MANILA, Philippines — It is “too early” to make changes in the existing tax system on personal income, Finance Secretary Benjamin Diokno said yesterday amid proposals by lawmakers to reduce the income tax rates of Filipino working class families.

Diokno was reacting to a House bill filed by ACT Teachers party-list that targets to address imbalances in the Tax Reform for Acceleration and Inclusion (TRAIN) Law and the Corporate Recovery and Tax Incentives for Enterprises Act (CREATE).

“We just amended both PIT (personal income tax) and CIT (corporate income tax). Let’s give the new tax system a chance to operate,” Diokno told reporters. “It is too early to tinker with it.”
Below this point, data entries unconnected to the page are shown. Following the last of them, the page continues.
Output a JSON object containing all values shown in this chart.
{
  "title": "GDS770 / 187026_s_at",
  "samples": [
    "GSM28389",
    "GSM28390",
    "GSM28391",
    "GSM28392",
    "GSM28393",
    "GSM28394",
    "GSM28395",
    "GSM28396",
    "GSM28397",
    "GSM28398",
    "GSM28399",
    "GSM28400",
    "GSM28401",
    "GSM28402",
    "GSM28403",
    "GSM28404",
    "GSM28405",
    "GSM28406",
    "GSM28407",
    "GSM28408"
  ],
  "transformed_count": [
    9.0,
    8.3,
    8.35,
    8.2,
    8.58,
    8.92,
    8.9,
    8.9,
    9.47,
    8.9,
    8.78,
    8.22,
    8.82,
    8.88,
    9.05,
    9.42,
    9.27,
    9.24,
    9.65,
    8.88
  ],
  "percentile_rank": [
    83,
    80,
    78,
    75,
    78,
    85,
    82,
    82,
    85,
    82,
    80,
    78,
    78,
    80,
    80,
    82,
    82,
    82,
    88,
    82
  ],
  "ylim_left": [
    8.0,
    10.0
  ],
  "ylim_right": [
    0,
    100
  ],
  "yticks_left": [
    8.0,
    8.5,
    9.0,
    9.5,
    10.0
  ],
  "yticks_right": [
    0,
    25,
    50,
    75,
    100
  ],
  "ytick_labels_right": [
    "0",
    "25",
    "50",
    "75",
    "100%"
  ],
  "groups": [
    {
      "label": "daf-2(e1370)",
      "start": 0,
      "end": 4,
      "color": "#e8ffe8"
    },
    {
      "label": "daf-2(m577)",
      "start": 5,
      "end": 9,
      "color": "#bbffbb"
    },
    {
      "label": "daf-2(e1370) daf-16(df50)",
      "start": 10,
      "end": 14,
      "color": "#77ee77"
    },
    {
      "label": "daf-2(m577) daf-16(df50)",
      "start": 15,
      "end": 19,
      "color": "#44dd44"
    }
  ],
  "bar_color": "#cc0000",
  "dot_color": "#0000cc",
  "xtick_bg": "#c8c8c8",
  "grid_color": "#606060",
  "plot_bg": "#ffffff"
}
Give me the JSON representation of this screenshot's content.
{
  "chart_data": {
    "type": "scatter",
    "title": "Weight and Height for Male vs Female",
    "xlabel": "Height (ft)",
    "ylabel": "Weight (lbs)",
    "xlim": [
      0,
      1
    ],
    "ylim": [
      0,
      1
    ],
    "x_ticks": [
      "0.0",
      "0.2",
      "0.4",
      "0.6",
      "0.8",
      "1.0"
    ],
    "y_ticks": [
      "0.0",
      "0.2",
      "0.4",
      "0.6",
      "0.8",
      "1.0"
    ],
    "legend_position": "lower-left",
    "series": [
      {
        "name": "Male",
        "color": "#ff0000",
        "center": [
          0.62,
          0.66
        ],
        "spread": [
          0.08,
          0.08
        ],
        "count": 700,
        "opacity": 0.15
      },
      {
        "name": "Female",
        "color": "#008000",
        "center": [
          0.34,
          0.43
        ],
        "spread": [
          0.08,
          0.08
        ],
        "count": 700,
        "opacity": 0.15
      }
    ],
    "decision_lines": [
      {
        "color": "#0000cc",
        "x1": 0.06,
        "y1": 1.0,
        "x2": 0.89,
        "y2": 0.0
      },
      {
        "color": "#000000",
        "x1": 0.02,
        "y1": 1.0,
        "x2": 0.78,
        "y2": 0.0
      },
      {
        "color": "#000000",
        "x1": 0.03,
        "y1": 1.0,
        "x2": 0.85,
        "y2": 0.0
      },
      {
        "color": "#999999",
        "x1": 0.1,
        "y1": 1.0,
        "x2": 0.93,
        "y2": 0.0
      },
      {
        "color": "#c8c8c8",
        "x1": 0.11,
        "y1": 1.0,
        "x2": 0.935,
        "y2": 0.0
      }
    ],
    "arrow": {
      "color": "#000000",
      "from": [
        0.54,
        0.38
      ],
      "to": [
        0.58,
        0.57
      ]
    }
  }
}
ACT Teachers Rep. France Castro recently filed the Tax Reform Act for the Masses and the Middle Class (TRAMM), which calls for a tax reform package that aims to reduce the income tax rates of Filipino working class families.

As part of the TRAIN Law, the government reduced the personal income tax for 99 percent of taxpayers, a much-needed relief after 20 years of non-adjustment.

Through TRAIN, the government has effectively given out a 14th-month pay every year to wage earners.

CREATE, on the other hand, lowered the CIT rate for all enterprises.

The proposed bill includes setting a 20 percent maximum personal income tax rate for individual citizens, and the exemption of the first P400,000 of their income.

It also plans to bring back additional exemptions for dependents. This time, senior citizens and persons with disabilities may be claimed as dependents.

The bill also seeks to raise the cap for tax-free bonuses to P150,000 and the mandate for the Bureau of Internal Revenue to set up a progressive, 10-bracket personal income tax schedule.

“Reducing income tax rates for working families will not only improve their way of life, but also strengthen their purchasing power, which will boost overall domestic demand for consumer goods,” Castro said.

“Our country remains among the most unequal in the world, with income shares of the poorest and richest segments of the population almost stagnant for decades now, and personal income tax rates for the poor and middle-class citizens in the Philippines are even higher than rates in other countries such as Singapore,” she said.